筑波大学 個別学力検査等試験問題【前期日程】(日本史B)
年度 1991年度(平成3年度) 設問番号 第3問
テーマ 文明開化/近代
次の史料は『牛店雑談 安愚楽楽』の一節である。史料を読み,下記の設問に解答せよ。(400字以内)
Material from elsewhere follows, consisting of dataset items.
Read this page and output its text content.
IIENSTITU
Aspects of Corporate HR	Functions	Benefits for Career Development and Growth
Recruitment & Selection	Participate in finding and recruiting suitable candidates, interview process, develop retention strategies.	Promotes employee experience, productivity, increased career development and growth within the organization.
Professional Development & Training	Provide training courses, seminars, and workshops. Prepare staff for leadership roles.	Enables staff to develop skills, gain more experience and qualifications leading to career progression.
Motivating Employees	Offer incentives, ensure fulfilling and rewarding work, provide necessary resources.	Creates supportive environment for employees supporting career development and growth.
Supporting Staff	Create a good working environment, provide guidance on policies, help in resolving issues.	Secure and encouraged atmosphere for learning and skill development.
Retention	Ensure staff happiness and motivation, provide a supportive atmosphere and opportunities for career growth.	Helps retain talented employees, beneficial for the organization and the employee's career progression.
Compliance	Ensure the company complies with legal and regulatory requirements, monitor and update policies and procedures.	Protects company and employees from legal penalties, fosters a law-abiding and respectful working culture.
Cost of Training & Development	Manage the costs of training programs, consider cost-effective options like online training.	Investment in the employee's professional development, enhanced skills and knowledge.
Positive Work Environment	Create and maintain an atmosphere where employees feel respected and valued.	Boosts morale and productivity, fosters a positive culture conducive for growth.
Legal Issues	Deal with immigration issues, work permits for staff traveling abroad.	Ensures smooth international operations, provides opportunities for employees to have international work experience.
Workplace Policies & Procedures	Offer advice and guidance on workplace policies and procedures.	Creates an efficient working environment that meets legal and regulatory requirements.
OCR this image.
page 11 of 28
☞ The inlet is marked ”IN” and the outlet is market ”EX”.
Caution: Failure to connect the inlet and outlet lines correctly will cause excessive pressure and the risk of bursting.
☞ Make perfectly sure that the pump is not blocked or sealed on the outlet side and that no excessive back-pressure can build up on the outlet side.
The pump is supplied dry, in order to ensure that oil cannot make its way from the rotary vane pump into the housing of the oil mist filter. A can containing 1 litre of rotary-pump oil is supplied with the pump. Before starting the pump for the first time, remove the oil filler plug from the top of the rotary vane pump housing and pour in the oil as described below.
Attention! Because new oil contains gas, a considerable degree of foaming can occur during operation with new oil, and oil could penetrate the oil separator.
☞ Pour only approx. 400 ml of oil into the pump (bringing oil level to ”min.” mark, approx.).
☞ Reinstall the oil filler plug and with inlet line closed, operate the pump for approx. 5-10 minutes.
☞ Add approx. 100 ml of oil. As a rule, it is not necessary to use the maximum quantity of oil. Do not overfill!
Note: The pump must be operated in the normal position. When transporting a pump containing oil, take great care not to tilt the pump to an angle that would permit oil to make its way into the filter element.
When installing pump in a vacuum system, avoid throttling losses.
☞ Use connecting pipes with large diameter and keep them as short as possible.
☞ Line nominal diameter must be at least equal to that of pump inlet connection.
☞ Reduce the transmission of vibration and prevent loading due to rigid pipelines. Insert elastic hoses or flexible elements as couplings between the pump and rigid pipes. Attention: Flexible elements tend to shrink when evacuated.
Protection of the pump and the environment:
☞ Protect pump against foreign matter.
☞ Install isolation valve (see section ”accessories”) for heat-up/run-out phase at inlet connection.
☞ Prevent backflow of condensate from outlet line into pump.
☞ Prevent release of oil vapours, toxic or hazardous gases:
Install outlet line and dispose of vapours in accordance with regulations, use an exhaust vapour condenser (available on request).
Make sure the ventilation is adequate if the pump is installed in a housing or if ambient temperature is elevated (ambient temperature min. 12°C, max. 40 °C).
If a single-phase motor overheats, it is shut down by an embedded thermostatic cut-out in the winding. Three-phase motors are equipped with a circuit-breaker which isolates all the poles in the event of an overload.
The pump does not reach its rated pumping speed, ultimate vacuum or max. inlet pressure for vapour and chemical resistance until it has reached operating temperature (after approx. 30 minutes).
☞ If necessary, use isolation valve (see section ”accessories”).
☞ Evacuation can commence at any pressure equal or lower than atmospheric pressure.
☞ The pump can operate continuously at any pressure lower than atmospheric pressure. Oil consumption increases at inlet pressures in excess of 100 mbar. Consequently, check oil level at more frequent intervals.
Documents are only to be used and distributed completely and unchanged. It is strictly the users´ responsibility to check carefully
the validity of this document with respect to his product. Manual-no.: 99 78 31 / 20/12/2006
天地は万物の父母,人は万物の霊,故ゆゑに五穀草木鳥獣魚肉,是が食となるは自然の理にして,これを食ふこと人の世なり。昔々の里諺に(中略),あら玉うさぎも吸物で,味をしめこの喰初に,そろそろ開化し西洋料理。その功能も深見草,牡丹紅葉の季をきらはず。猪よりさきへだらだら歩行,よし遅くとも怠らず,往来絶さる浅草通行,御蔵前に定舗の,名も高旗の牛肉鍋,十人よれば十種の注文,昨晩もてたる味噌を挙,たれをきかせる朝帰り,生のかはりの粋がり連中,西洋書生,漢学者流,劉訓に似た儒者あれば,肖柏めかす僧もあり,士農工商,老若男女,賢愚貧福おしなべて,牛鍋食はねば開化不進奴と,鳥なき郷の蝙蝠傘,鳶合羽の翅をひろげて,遠からん者は人力車,近くは銭湯帰,薬喰,牛乳,乾酪洋名チース,乳油洋名バタ,牛陽はことに勇潔,彼肉陣の兵粮と,土産に買ふも最多き,人の出入の賑はしく,込合の節前後御用捨,御懐中物御用心,銚子のおかはり,お会計,お帰ンなさい入らッしゃい。実に流行は昼夜を捨ず繁昌斯の如くになん。
〔設問〕
イ.史料の著者名を記せ。
ロ.下線の部分を説明し,その歴史的背景について論述せよ。